There is no need for Dorian celebrations

The third anniversary of Hurricane Dorian’s landfall in The Bahamas is less than a month away.

On September 1, 2019, Dorian hit Abaco, then Grand Bahama, reaping calamity not seen in this country in living memory.

In the aftermath, scores were found dead, hundreds were reported missing and more than $3 billion in damage was wrought.

To add insult on top of injury was the Minnis’ administration’s response to Dorian.

An agenda of self-aggrandizing puffery, scapegoating of vulnerable migrant populations and the creation of even more bureaucracy that proved even less effective for, and neglectful of, the people who needed help the most followed.

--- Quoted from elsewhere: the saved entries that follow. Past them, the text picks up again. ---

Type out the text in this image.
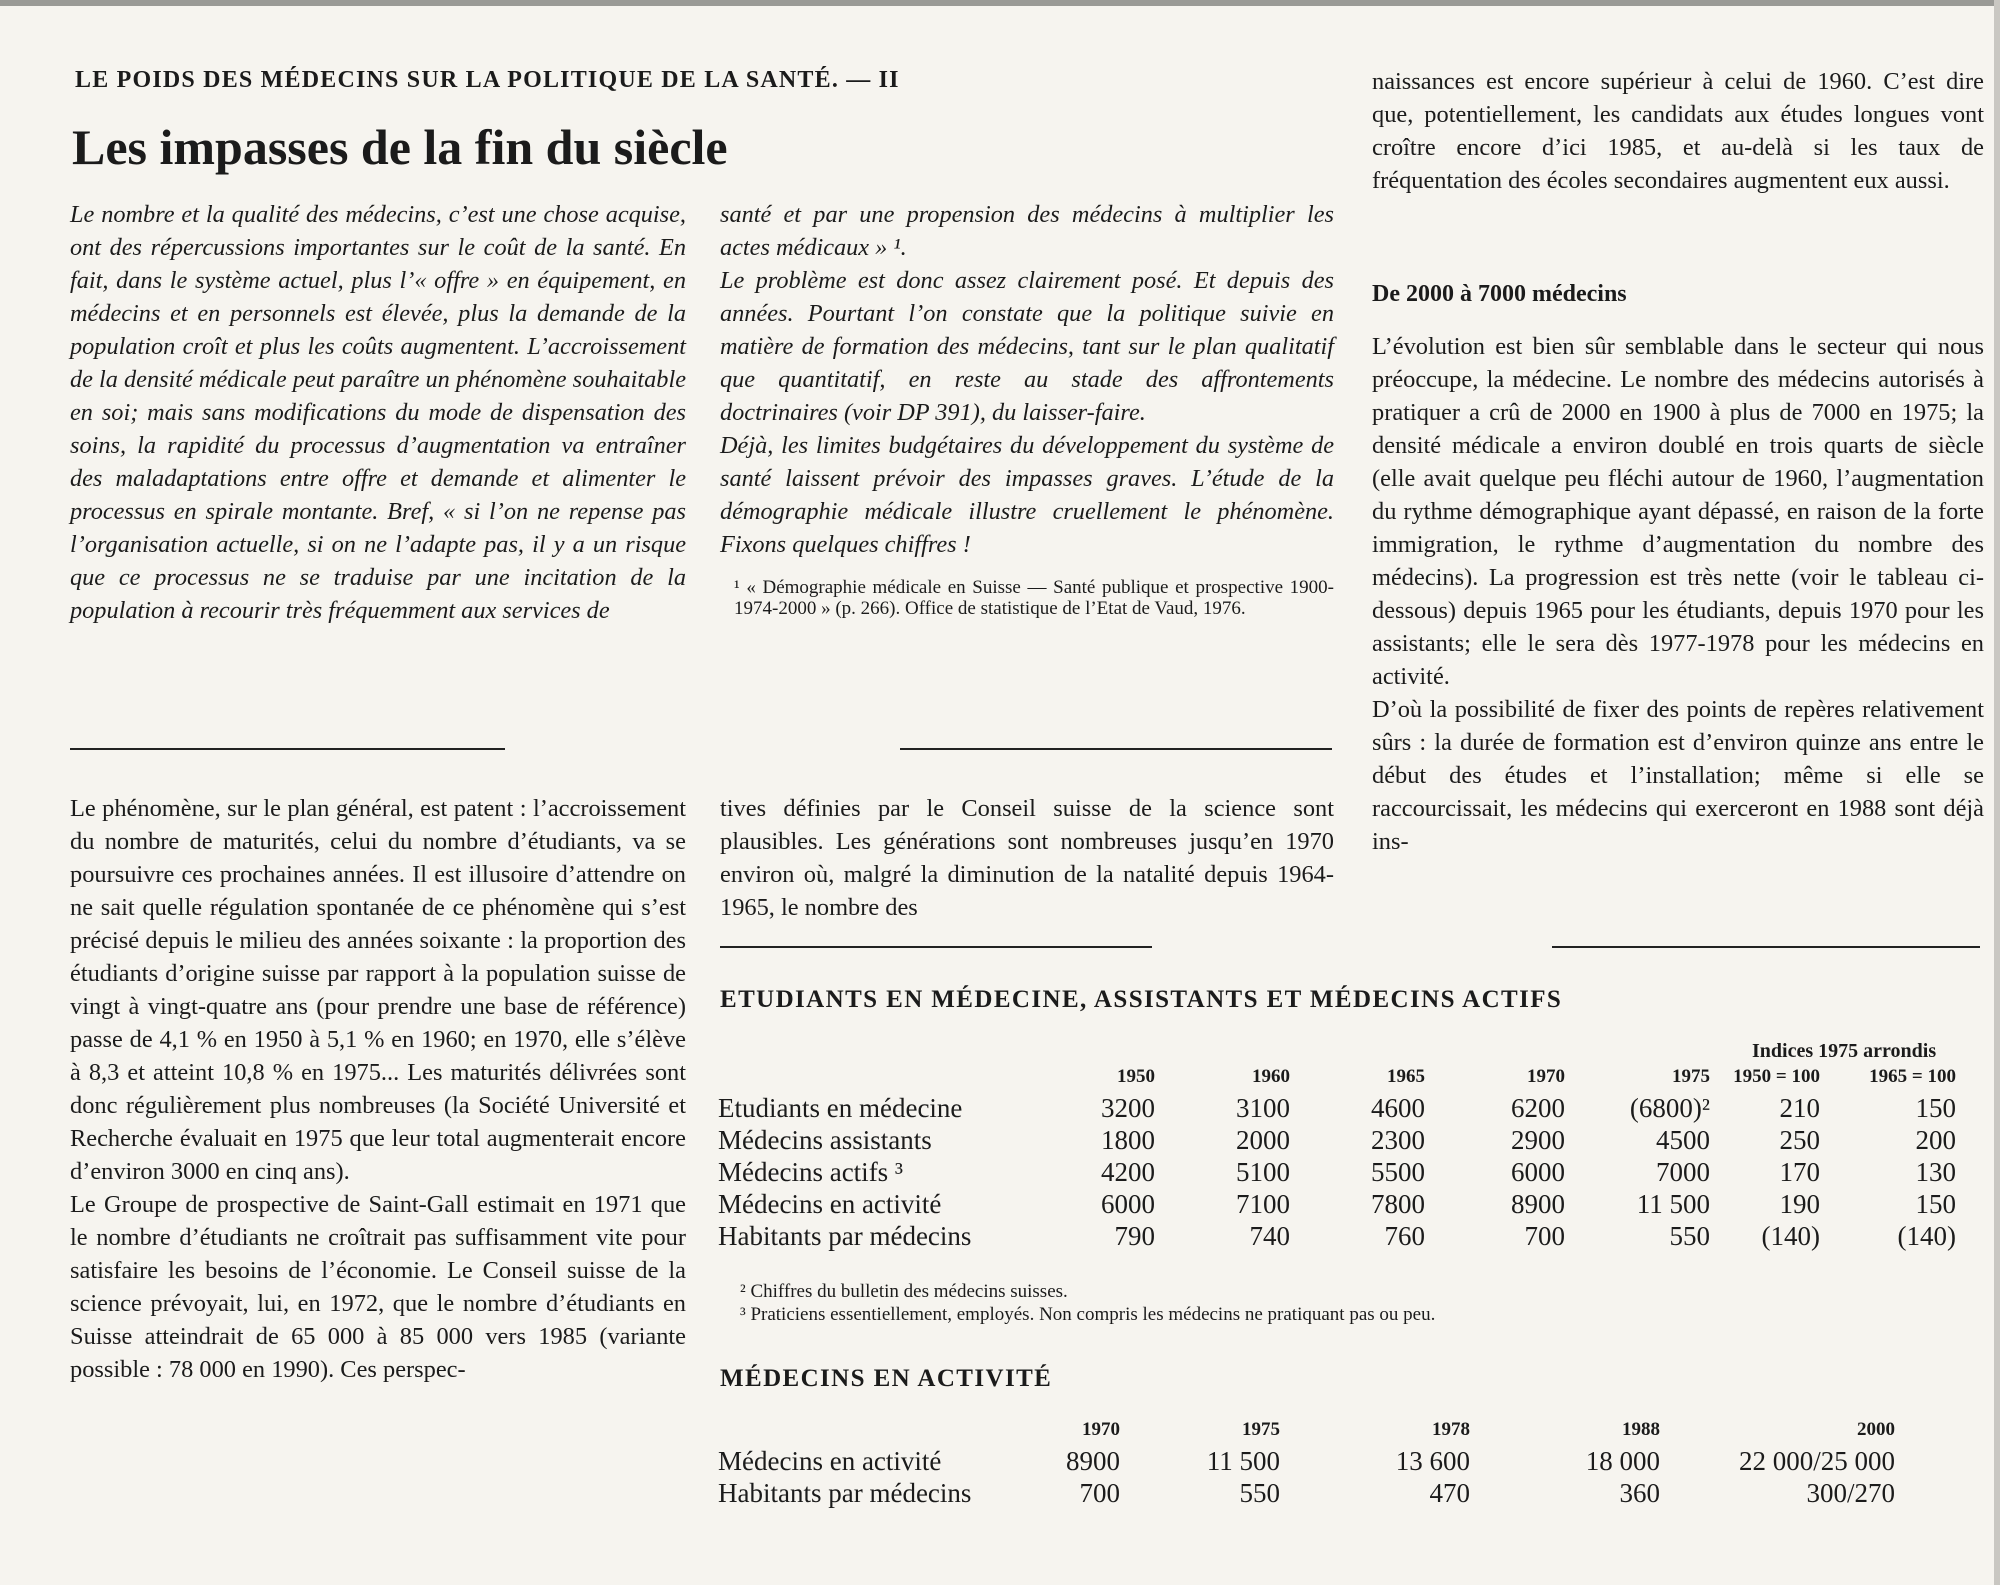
LE POIDS DES MÉDECINS SUR LA POLITIQUE DE LA SANTÉ. — II
Les impasses de la fin du siècle

Le nombre et la qualité des médecins, c’est une chose acquise, ont des répercussions importantes sur le coût de la santé. En fait, dans le système actuel, plus l’« offre » en équipement, en médecins et en personnels est élevée, plus la demande de la population croît et plus les coûts augmentent. L’accroissement de la densité médicale peut paraître un phénomène souhaitable en soi; mais sans modifications du mode de dispensation des soins, la rapidité du processus d’augmentation va entraîner des maladaptations entre offre et demande et alimenter le processus en spirale montante. Bref, « si l’on ne repense pas l’organisation actuelle, si on ne l’adapte pas, il y a un risque que ce processus ne se traduise par une incitation de la population à recourir très fréquemment aux services de

santé et par une propension des médecins à multiplier les actes médicaux » ¹.

Le problème est donc assez clairement posé. Et depuis des années. Pourtant l’on constate que la politique suivie en matière de formation des médecins, tant sur le plan qualitatif que quantitatif, en reste au stade des affrontements doctrinaires (voir DP 391), du laisser-faire.

Déjà, les limites budgétaires du développement du système de santé laissent prévoir des impasses graves. L’étude de la démographie médicale illustre cruellement le phénomène. Fixons quelques chiffres !

¹ « Démographie médicale en Suisse — Santé publique et prospective 1900-1974-2000 » (p. 266). Office de statistique de l’Etat de Vaud, 1976.

Le phénomène, sur le plan général, est patent : l’accroissement du nombre de maturités, celui du nombre d’étudiants, va se poursuivre ces prochaines années. Il est illusoire d’attendre on ne sait quelle régulation spontanée de ce phénomène qui s’est précisé depuis le milieu des années soixante : la proportion des étudiants d’origine suisse par rapport à la population suisse de vingt à vingt-quatre ans (pour prendre une base de référence) passe de 4,1 % en 1950 à 5,1 % en 1960; en 1970, elle s’élève à 8,3 et atteint 10,8 % en 1975... Les maturités délivrées sont donc régulièrement plus nombreuses (la Société Université et Recherche évaluait en 1975 que leur total augmenterait encore d’environ 3000 en cinq ans).

Le Groupe de prospective de Saint-Gall estimait en 1971 que le nombre d’étudiants ne croîtrait pas suffisamment vite pour satisfaire les besoins de l’économie. Le Conseil suisse de la science prévoyait, lui, en 1972, que le nombre d’étudiants en Suisse atteindrait de 65 000 à 85 000 vers 1985 (variante possible : 78 000 en 1990). Ces perspec-

tives définies par le Conseil suisse de la science sont plausibles. Les générations sont nombreuses jusqu’en 1970 environ où, malgré la diminution de la natalité depuis 1964-1965, le nombre des

naissances est encore supérieur à celui de 1960. C’est dire que, potentiellement, les candidats aux études longues vont croître encore d’ici 1985, et au-delà si les taux de fréquentation des écoles secondaires augmentent eux aussi.

De 2000 à 7000 médecins

L’évolution est bien sûr semblable dans le secteur qui nous préoccupe, la médecine. Le nombre des médecins autorisés à pratiquer a crû de 2000 en 1900 à plus de 7000 en 1975; la densité médicale a environ doublé en trois quarts de siècle (elle avait quelque peu fléchi autour de 1960, l’augmentation du rythme démographique ayant dépassé, en raison de la forte immigration, le rythme d’augmentation du nombre des médecins). La progression est très nette (voir le tableau ci-dessous) depuis 1965 pour les étudiants, depuis 1970 pour les assistants; elle le sera dès 1977-1978 pour les médecins en activité.

D’où la possibilité de fixer des points de repères relativement sûrs : la durée de formation est d’environ quinze ans entre le début des études et l’installation; même si elle se raccourcissait, les médecins qui exerceront en 1988 sont déjà ins-

ETUDIANTS EN MÉDECINE, ASSISTANTS ET MÉDECINS ACTIFS
Indices 1975 arrondis
	1950	1960	1965	1970	1975	1950 = 100	1965 = 100
Etudiants en médecine	3200	3100	4600	6200	(6800)²	210	150
Médecins assistants	1800	2000	2300	2900	4500	250	200
Médecins actifs ³	4200	5100	5500	6000	7000	170	130
Médecins en activité	6000	7100	7800	8900	11 500	190	150
Habitants par médecins	790	740	760	700	550	(140)	(140)
² Chiffres du bulletin des médecins suisses.
³ Praticiens essentiellement, employés. Non compris les médecins ne pratiquant pas ou peu.
MÉDECINS EN ACTIVITÉ
	1970	1975	1978	1988	2000
Médecins en activité	8900	11 500	13 600	18 000	22 000/25 000
Habitants par médecins	700	550	470	360	300/270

In opposition, the Progressive Liberal Party railed relentlessly about the mismanagement of the response to Dorian.

While the current administration has been meticulous in detailing the ways in which the former administration failed, it has done little to distinguish itself as being more intentional about Dorian relief and recovery since last September.

It has, to its credit, passed an amendment to the Evidence Act, which provides for the presumption of death for people who disappear “in circumstances of peril” and have not been heard from for at least two years.

This provides mental and legal closure for many who lost loved ones to Dorian.

It has spoken about removing the costly domes erected in the aftermath of the storm but has given no definitive date for that.

It has signed a contract to build the hurricane shelter the previous administration failed to build that was to be constructed chiefly with money from the government of India.

And it has spoken repeatedly with regard to the contracts given to those connected to the Free National Movement.

It has not, however, presented a plan on the way forward for Abaco and Grand Bahama.

It has not adopted or announced plans to adopt the recommendations that came out of a coroner’s inquest into the fate of 22 people declared missing in the aftermath of Dorian.

In May, six recommendations were included in the findings of Coroner Jeanine Weech-Gomez: develop and implement a missing persons call center; establish a mobile national mortuary unit; establish a national forensic morgue separate from Princess Margaret Hospital; invest in amphibious craft to better assist people during hurricanes; incorporate a national mass fatality team; and make preparations to ensure that victims, staff and volunteers receive professional help to reduce the adverse impact on their mental health.

To our knowledge, none of this has been set in motion by NEMA or the DRA.

However, gleefully announced by Office of the Prime Minister (OPM) Press Secretary Clint Watson last week was a week of “celebrations” meant to memorialize the passage of Dorian.

Among the events will be a concert featuring gospel superstar Cece Winans on New Providence on September 1, followed by a concert on Abaco on September 3 and another on Grand Bahama on September 4.

“These events have been planned taking into account that some Hurricane Dorian survivors have relocated to New Providence and would like to participate in the memorial,” OPM said, pointing out that the New Providence concert is “being sponsored by the private sector”.

While Cece Winans will no doubt put on a great show, we wonder why anyone thought a concert in recognition of the death, destruction and still present trauma of Dorian will be appropriate.

No series of concerts will repair those whom Dorian has broken, as they get up every day going through the motions and shells of who they used to be.

And it will not repair or build homes, but the money spent to hold the concerts could.

Nor will it build mental health service capacity for Abaco and Grand Bahama.

Memorials are supposed to be understated affairs, reverent and respectful of trauma, loss and the resilience of survivors.

But what appears to be planned is a Hollywood-style spectacle of a memorial announcement that does not give the victims of Dorian their just due.

On top of that, it is exploitative and disrespectful to put New Providence at the forefront of Abaco and Grand Bahama with regard to Dorian yet again.

Save for those who escaped with their lives and the people who helped them do so, we see nothing to celebrate about Hurricane Dorian.